La Costituzione ricollega alla mancata conversione del decreto nei 60 giorni dalla pubblicazione la sua perdita di efficacia “sin dall’inizio”, mentre consente alle Camere di regolare con legge i rapporti giuridici sorti sulla base del decreto non convertito.
Dal momento della pubblicazione della mancata conversione il decreto perde, quindi, retroattivamente efficacia.
Non si avrà un’automatica decadenza degli atti emanati e dei rapporti sorti sulla base dei decreti non convertiti, ma essi potranno essere rimossi alle condizioni previste in via generale per ogni tipo di atto: occorre che siano gli interessati a provocarne la rimozione dal circuito giuridico attraverso i normali mezzi di impugnazione.

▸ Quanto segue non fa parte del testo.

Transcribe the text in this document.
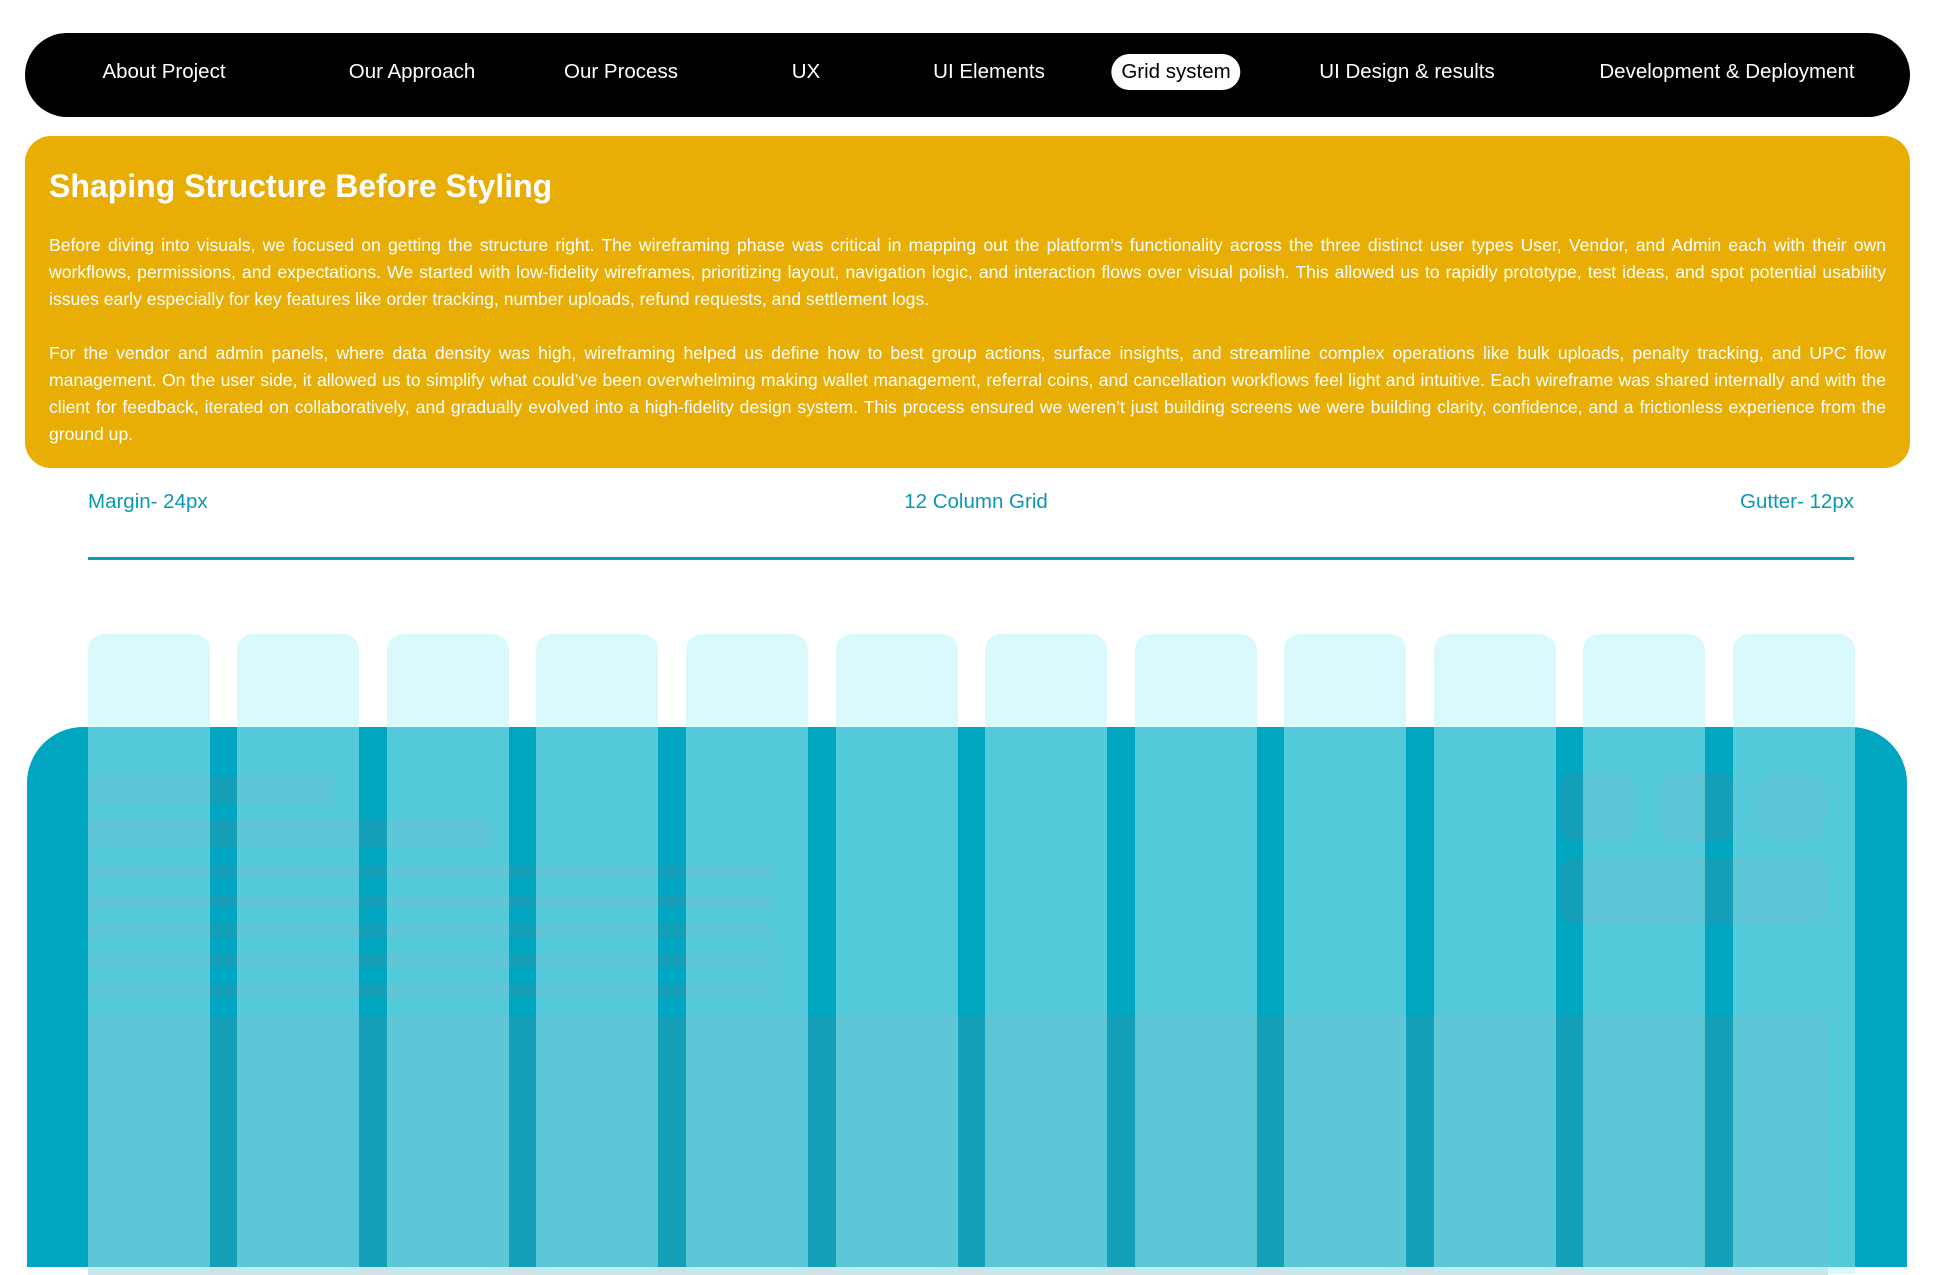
About Project	Our Approach	Our Process	UX	UI Elements	Grid system	UI Design & results	Development & Deployment
Shaping Structure Before Styling

Before diving into visuals, we focused on getting the structure right. The wireframing phase was critical in mapping out the platform’s functionality across the three distinct user types User, Vendor, and Admin each with their own workflows, permissions, and expectations. We started with low-fidelity wireframes, prioritizing layout, navigation logic, and interaction flows over visual polish. This allowed us to rapidly prototype, test ideas, and spot potential usability issues early especially for key features like order tracking, number uploads, refund requests, and settlement logs.

For the vendor and admin panels, where data density was high, wireframing helped us define how to best group actions, surface insights, and streamline complex operations like bulk uploads, penalty tracking, and UPC flow management. On the user side, it allowed us to simplify what could’ve been overwhelming making wallet management, referral coins, and cancellation workflows feel light and intuitive. Each wireframe was shared internally and with the client for feedback, iterated on collaboratively, and gradually evolved into a high-fidelity design system. This process ensured we weren’t just building screens we were building clarity, confidence, and a frictionless experience from the ground up.

Margin- 24px	12 Column Grid	Gutter- 12px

La mancata conversione autorizza le Camere a disciplinare con legge i rapporti giuridici sorti sulla base dei decreti non convertiti, consentendo loro di superare eventuali limiti alla retroattività della legge e, soprattutto, di derogare al principio della decadenza retroattiva dei decreti stessi, facendo salvi rapporti che quella decadenza renderebbe invalidi.
Nella prassi il legislatore fa uso di tale potere con una formula generale di sanatoria di tutti gli atti e rapporti conseguenti al decreto non convertito: ciò che equivale ad una conferma del decreto per il periodo in cui esso è stato in vigore.
Se la legge di sanatoria sembra realizzare una parziale conversione del decreto, essa però è specificamente basata sul presupposto della mancata conversione e non elimina di per sé la responsabilità governativa.